On the colour of thermal noise in fluids

TL;DR

This paper investigates the spectral properties of thermal noise in fluids affecting Brownian particles, revealing that the noise's correlation characteristics differ from previous measurements and are described by hydrodynamic theory.

Contribution

It provides new insights into the correlation properties of thermal noise in fluids, challenging prior experimental findings and enhancing the understanding of Brownian motion.

Findings

Thermal noise exhibits different correlation properties than previously measured.

Hydrodynamic theory accurately describes the new noise characteristics.
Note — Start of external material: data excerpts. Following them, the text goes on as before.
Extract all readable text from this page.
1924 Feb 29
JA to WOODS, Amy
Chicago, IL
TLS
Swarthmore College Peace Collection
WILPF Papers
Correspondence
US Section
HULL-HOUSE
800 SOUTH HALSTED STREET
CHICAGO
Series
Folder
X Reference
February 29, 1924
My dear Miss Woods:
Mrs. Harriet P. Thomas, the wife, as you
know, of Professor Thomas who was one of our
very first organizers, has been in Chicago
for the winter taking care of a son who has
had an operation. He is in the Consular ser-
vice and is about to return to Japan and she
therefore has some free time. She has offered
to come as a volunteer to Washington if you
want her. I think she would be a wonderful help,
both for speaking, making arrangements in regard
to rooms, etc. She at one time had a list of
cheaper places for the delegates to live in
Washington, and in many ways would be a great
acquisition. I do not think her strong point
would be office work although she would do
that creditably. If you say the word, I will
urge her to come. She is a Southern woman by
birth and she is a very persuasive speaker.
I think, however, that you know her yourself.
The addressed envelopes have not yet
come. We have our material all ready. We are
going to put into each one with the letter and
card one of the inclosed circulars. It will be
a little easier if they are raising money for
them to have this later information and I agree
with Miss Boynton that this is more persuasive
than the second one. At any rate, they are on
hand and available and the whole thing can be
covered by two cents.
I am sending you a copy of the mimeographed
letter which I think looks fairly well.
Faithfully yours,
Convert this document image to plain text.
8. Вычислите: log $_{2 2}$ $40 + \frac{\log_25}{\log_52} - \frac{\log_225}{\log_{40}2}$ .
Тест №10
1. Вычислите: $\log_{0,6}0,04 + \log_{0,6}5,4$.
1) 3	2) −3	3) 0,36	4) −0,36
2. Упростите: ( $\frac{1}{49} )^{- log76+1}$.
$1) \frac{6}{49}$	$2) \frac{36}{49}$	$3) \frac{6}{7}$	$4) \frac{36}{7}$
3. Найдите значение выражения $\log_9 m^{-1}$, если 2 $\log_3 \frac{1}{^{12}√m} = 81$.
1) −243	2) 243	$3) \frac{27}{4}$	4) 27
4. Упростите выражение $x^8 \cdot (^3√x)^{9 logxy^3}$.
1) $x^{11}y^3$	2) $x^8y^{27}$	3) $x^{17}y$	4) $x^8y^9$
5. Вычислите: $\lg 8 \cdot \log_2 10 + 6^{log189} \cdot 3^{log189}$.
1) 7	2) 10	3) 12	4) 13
Results impact the interpretation of Brownian motion in fluids.

Abstract

In the paper by Franosch et al., Nature 478, 85 (2011), the positional fluctuations of Brownian microspheres in fluids were studied by confining the particles in an optical trap. Experimental access to short timescales has revealed a resonance peak in the spectrum of these fluctuations, in contrast to the commonly assumed overdamped motion. This work is also interesting as the first measurement of the "colour" of thermal noise driving the Brownian particles through collisions with the fluid molecules. The obtained results are described by the hydrodynamic theory of the Brownian motion in harmonic potentials. In the present work we show that the correlation properties of the thermal noise significantly differ from those determined in the discussed work.